Tal vez el reclamo debió ser “que nos vayamos todos”.

Rinoceronte

[10/6/2002]

I’m a lone rhinoceros.
There ain’t one hell of a lots of us
left in this world.

Adrian Belew, The Lone Rhinoceros

En algún lugar del África tropical, dos rinocerontes se aburrían mortalmente.

—¿Y ahora qué podemos hacer? —preguntó el primero.

Silencio. El sol avanzó unos segundos de arco por allá lejos, a punto de ponerse, en el cielo despejado.

—No tengo idea —dijo el segundo rinoceronte.

Quietos sobre la tierra árida, rodeados por hierbas poco apetitosas, los rinocerontes olfatearon, olfatearon, volvieron a olfatear.

—Ni una hembra —dijo el primero.

El segundo emitió un suave bramido, más una queja que otra cosa. Siguió olfateando.

A muchos metros de allí, algún otro animal movió un arbusto. Pero los rinocerontes no lo vieron.

—Un poco más a la izquierda —dijo el segundo rinoceronte, dirigiéndose al pájaro que le picoteaba el lomo. Pero el pájaro hablaba otro idioma, y siguió haciendo a su propio gusto.

Apareció una nube, una oveja aérea, por el lejano cielo de la izquierda. Avanzó hacia el lejano cielo de arriba y luego se escurrió por el lejano cielo de la derecha.

El sol tocó fondo. Se puso más rojo.

—Tengo sed —dijo el primer rinoceronte.

—Mm —se quejó el segundo—. Me da pereza ir al río.

—A mí también —dijo el primero—. Además me olvidé dónde está.
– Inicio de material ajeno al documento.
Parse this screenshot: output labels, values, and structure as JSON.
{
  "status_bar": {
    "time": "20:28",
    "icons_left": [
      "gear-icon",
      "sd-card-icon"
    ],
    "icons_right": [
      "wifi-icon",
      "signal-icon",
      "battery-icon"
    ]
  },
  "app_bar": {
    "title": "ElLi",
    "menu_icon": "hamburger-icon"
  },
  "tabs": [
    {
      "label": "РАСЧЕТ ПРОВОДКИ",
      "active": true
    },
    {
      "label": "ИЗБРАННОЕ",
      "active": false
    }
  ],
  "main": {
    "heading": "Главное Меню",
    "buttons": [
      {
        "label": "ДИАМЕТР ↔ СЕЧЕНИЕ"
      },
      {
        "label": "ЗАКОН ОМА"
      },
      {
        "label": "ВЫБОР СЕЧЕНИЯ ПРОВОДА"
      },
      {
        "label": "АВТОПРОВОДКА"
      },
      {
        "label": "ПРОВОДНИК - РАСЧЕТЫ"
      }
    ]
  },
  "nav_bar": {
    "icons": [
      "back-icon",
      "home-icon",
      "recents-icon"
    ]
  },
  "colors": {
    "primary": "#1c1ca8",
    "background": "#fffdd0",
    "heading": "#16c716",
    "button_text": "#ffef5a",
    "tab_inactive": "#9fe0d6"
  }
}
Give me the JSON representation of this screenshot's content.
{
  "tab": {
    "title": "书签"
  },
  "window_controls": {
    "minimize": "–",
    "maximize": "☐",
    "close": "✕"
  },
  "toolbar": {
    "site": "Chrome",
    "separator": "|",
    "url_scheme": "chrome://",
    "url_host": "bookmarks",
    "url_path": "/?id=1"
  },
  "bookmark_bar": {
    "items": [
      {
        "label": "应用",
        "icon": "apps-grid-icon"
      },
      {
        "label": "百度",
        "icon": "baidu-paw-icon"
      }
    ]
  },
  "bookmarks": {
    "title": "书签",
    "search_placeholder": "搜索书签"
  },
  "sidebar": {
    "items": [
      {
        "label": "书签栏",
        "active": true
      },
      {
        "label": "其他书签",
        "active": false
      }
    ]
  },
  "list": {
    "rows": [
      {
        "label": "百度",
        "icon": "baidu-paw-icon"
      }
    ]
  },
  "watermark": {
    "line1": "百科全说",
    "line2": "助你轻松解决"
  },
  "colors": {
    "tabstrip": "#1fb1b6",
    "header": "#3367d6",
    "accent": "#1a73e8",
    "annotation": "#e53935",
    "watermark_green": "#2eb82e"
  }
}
Silencio. Una portentosa muestra de caca de rinoceronte cayó de las postrimerías del segundo de los Diceros bicornis, para delicia de algunos millones de bichos de distintas especies.
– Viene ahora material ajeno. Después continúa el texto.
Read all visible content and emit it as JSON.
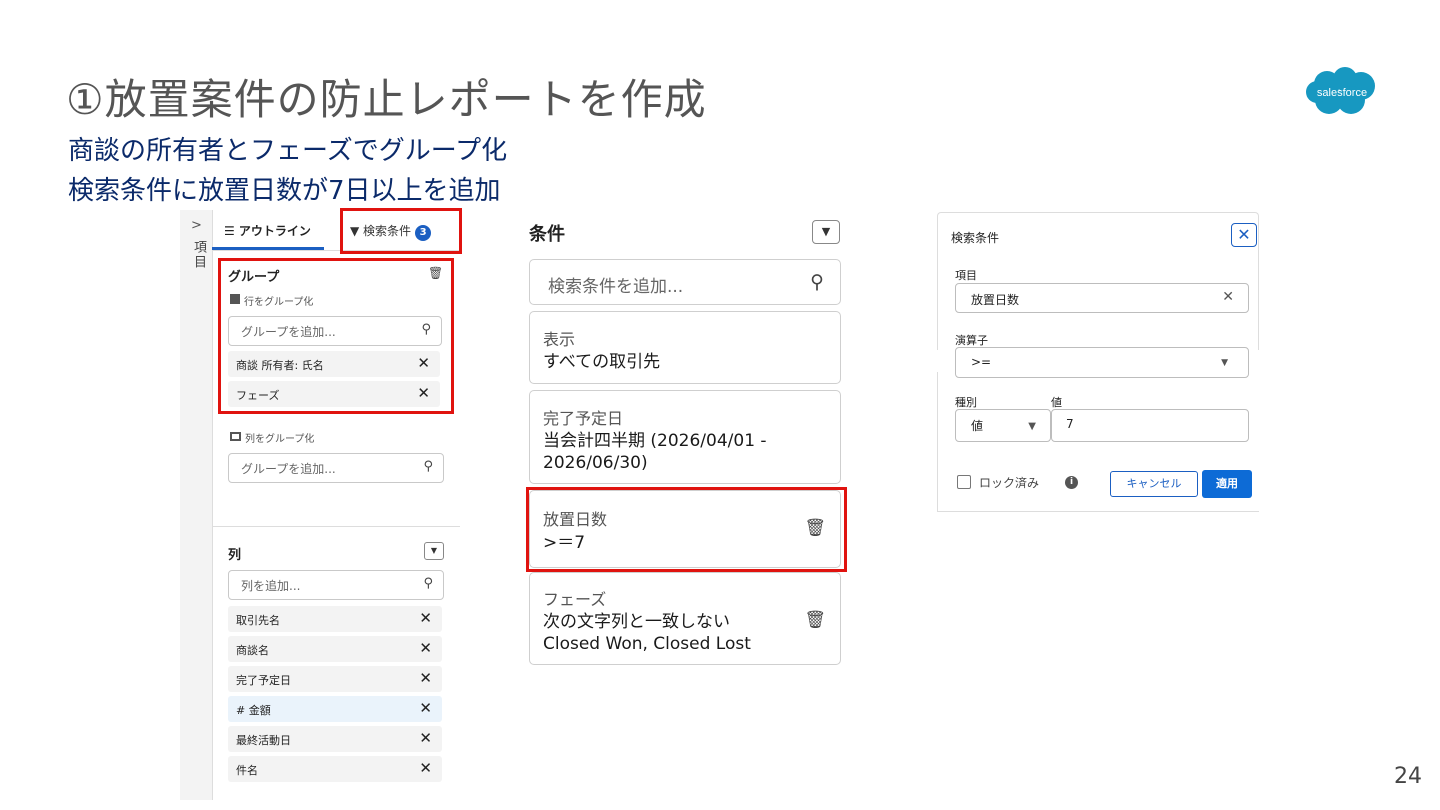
{
  "slide": {
    "title": "①放置案件の防止レポートを作成",
    "subtitle_1": "商談の所有者とフェーズでグループ化",
    "subtitle_2": "検索条件に放置日数が7日以上を追加",
    "logo_text": "salesforce",
    "page_number": "24"
  },
  "outline_panel": {
    "rail_chevron": ">",
    "rail_label": "項目",
    "tab_outline_label": "☰ アウトライン",
    "tab_filter_label": "▼ 検索条件",
    "tab_filter_count": "3",
    "group_section_title": "グループ",
    "row_group_label": "行をグループ化",
    "row_group_placeholder": "グループを追加...",
    "row_groups": [
      "商談 所有者: 氏名",
      "フェーズ"
    ],
    "column_group_label": "列をグループ化",
    "column_group_placeholder": "グループを追加...",
    "columns_title": "列",
    "columns_placeholder": "列を追加...",
    "columns": [
      "取引先名",
      "商談名",
      "完了予定日",
      "# 金額",
      "最終活動日",
      "件名"
    ]
  },
  "filters_panel": {
    "title": "条件",
    "search_placeholder": "検索条件を追加...",
    "cards": [
      {
        "label": "表示",
        "value": "すべての取引先"
      },
      {
        "label": "完了予定日",
        "value_line1": "当会計四半期 (2026/04/01 -",
        "value_line2": "2026/06/30)"
      },
      {
        "label": "放置日数",
        "value": ">＝7"
      },
      {
        "label": "フェーズ",
        "value_line1": "次の文字列と一致しない",
        "value_line2": "Closed Won, Closed Lost"
      }
    ]
  },
  "filter_editor": {
    "title": "検索条件",
    "field_label": "項目",
    "field_value": "放置日数",
    "operator_label": "演算子",
    "operator_value": ">=",
    "type_label": "種別",
    "type_value": "値",
    "value_label": "値",
    "value_value": "7",
    "locked_label": "ロック済み",
    "cancel_label": "キャンセル",
    "apply_label": "適用"
  },
  "colors": {
    "highlight": "#e0130f",
    "brand_blue": "#0d6bd6",
    "logo_blue": "#1798c1"
  }
}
—Te juego una carrera hasta el árbol —dijo el primer rinoceronte.

—¿Qué árbol? —preguntó el segundo.

—Aquel —señaló el primero con el cuerno.

El segundo rinoceronte miró en dirección a una borrosa sucesión de manchas. Tardó en contestar.

—Bueno —dijo finalmente.

—A la una, a las dos y…

—¡A las tres! —dijeron juntos los rinocerontes en un especial arrebato de entusiasmo, y allá partieron en un galope que empezó siendo digno y terminó en un arrastrar de patas. El pájaro que hablaba en otro idioma salió espantado.

Llegaron cerca del árbol. Empate. Por las dudas, olfatearon otra vez, y olfatearon, y olfatearon.
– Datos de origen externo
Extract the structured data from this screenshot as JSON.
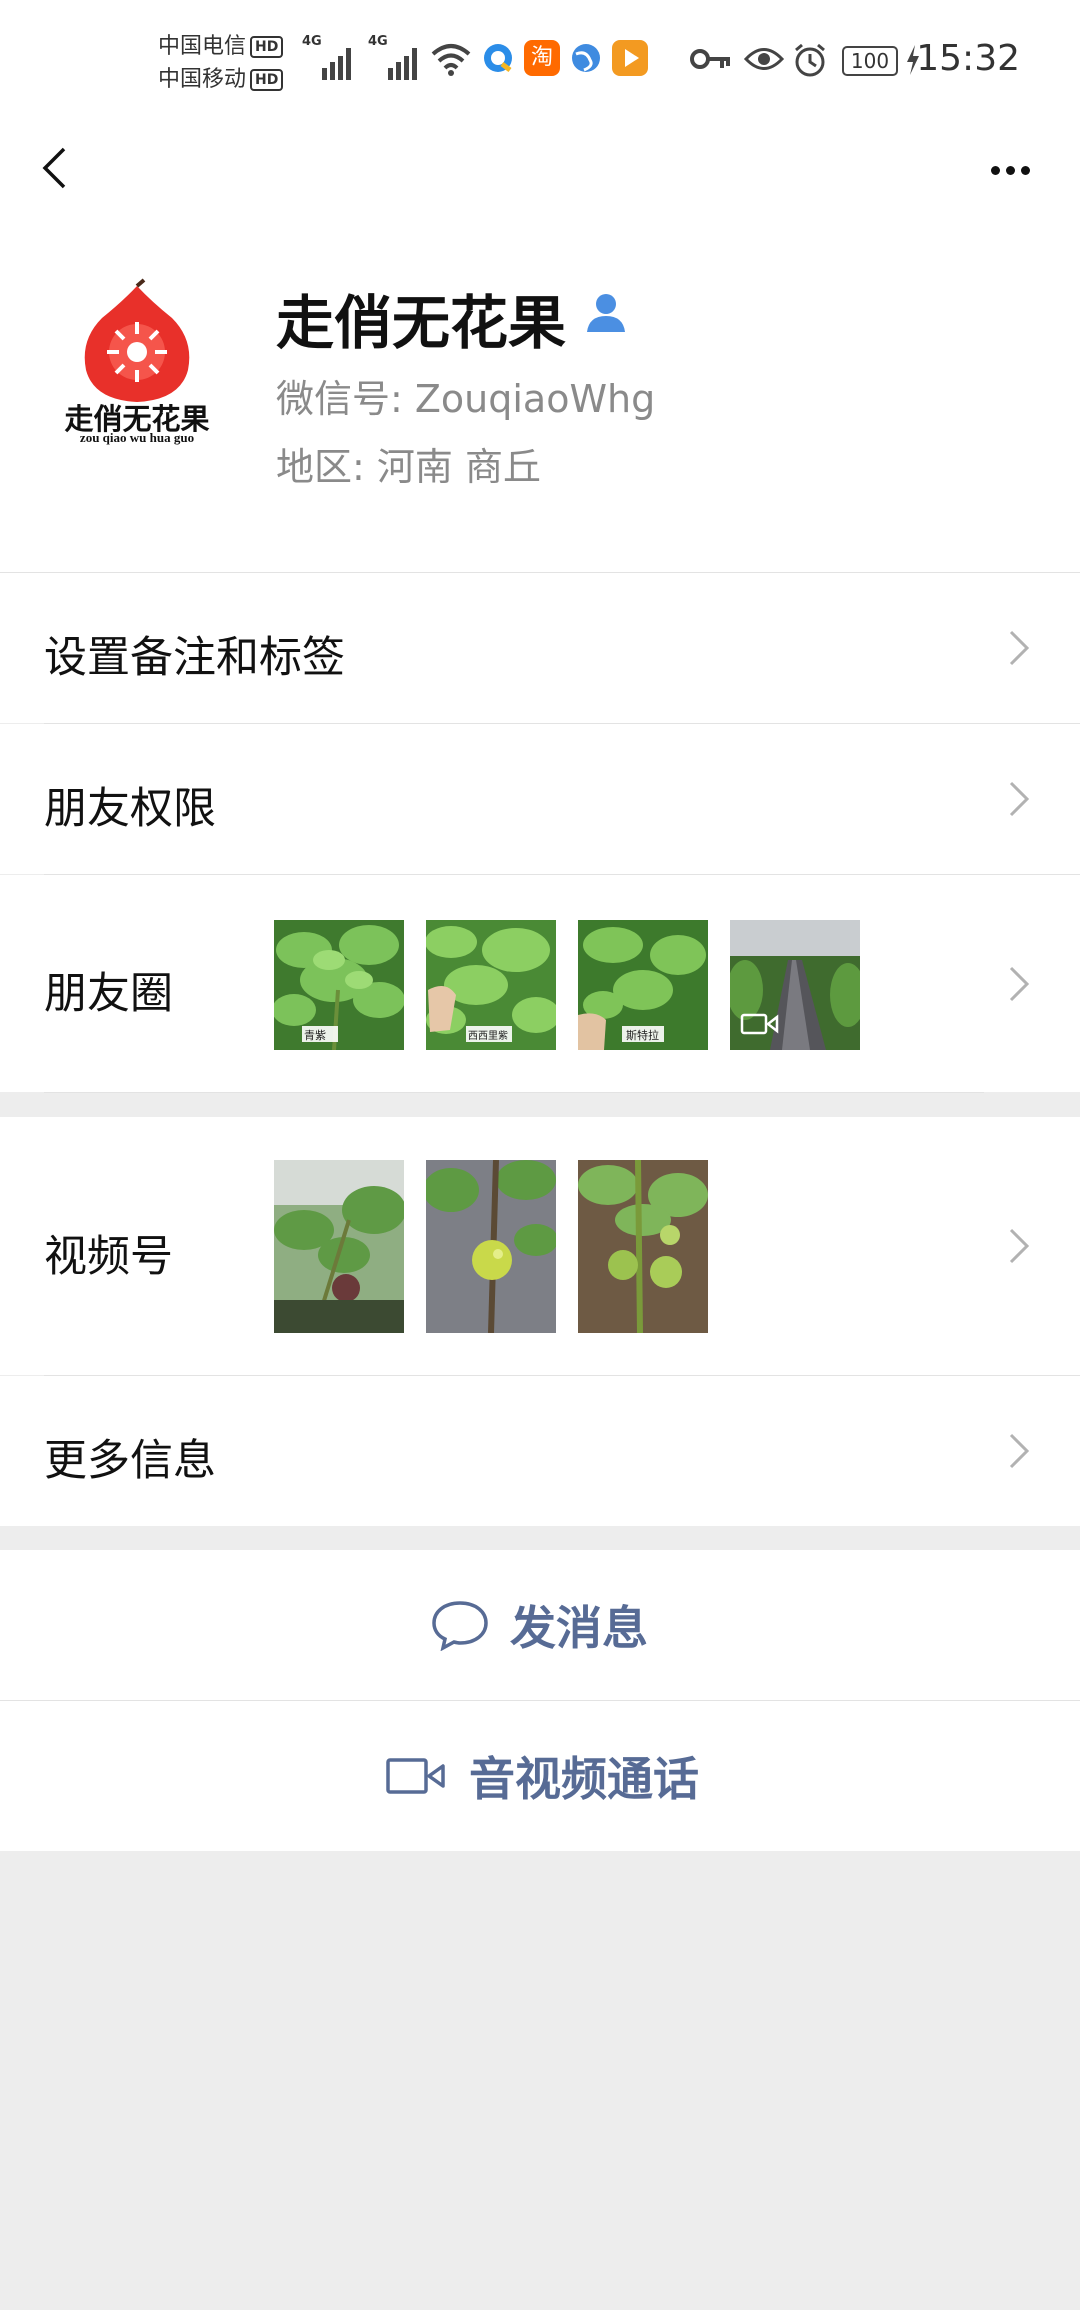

—Acá tampoco hay hembras —dijo el primer rinoceronte.

—Mm.

Hubo otra pausa. El cielo siguió despejado. El horizonte no se acercó ni se alejó. El sol se hundía como un jabón radioactivo en una pileta de aceite frío.

—¿Y ahora? —preguntó el segundo rinoceronte—. ¿Qué podemos hacer?

El primer rinoceronte se tomó su tiempo para responder. Estaba por decir algo evasivo cuando un pensamiento diferente le picó en un punto situado en medio y un poco por debajo de las orejas. Sacudió la cabeza, no mucho. El pensamiento siguió allí. Esperó un poco más, mientras el sol terminaba de morir.

—Un momento —dijo al fin—. Acabo de recordar que los rinocerontes somos animales solitarios.

—Mm —dijo el segundo rinoceronte—. Es verdad.

Y se disolvió en el aire como el humo de un cigarrillo que se apaga.

[10/6/2012]

El sitio de Adrian Belew sigue ahí, pero ahora no tiene letras de canciones. La letra de “The Lone Rhinoceros” está acá, y también acá, y en muchos sitios más.